1975 short story collection by Harlan Ellison

Deathbird Stories: A Pantheon of Modern Gods is a 1975 collection of short stories by American author Harlan Ellison, written over a period of ten years; the stories address the theme of modern-day "deities" that have replaced the older, more traditional ones. The collection, with its satirical, skeptical tone, is widely considered one of Ellison's best. The book includes a 1973 introduction and a stern caveat lector page advising the reader against enjoying the volume in one sitting.
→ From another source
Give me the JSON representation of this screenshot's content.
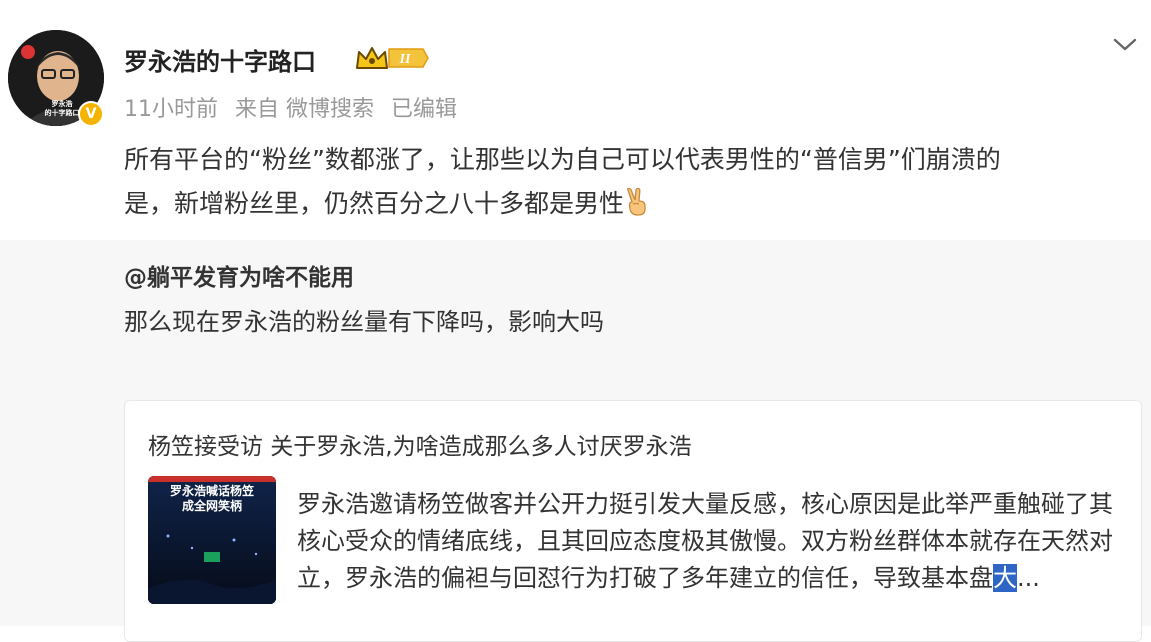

The title of the book comes from "The Deathbird", the nineteenth and last story in the collection. The collection includes three major award-winners, including "The Whimper of Whipped Dogs", which won the Edgar Award; "Adrift Just Off the Islets of Langerhans: Latitude 38° 54' N, Longitude 77° 00' 13" W", which won the Hugo Award; and "The Deathbird", another Hugo Award winner. Early editions have illustrations by Leo and Diane Dillon.

==Contents==
It contains the following stories (along with an introduction):
- "Introduction: Oblations at Alien Altars"
- "The Whimper of Whipped Dogs"
  - Inspired by the Kitty Genovese murder.
- "Along the Scenic Route"
- "On the Downhill Side"
- "O Ye of Little Faith"
- "Neon"
- "Basilisk"
- "Pretty Maggie Moneyeyes"
- "Corpse"
- "Shattered Like A Glass Goblin"
- "Delusion for a Dragon Slayer"
- "The Face of Helene Bournouw"
- "Bleeding Stones"
- "At the Mouse Circus"
- "The Place with No Name"
- "Paingod"
- "Ernest and the Machine God"
- "Rock God"
- "Adrift Just Off the Islets of Langerhans: Latitude 38° 54' N, Longitude 77° 00' 13" W"
- "The Deathbird"

==Reception==
The New York Times reviewer Gerald Jonas found that the stories "offer a mixture of overheated Hype and genuine concern for the human condition," noting that on occasion Ellison "raises excess and pretension to a form of art." In 1993, the Times described a reissue of the collection as "Fantasy at its most bizarre and unsettling." Writing in Galaxy, Spider Robinson reviewed the collection favorably, despite faulting Ellison's "unrelieved pessimism."

One academic biography describes Deathbird Stories as "a kind of spiritual autobiography" and notes that Ellison's modern gods "gain their influence not from revelatory or charismatic social movements but from the driving anxieties of mid-twentieth century American culture."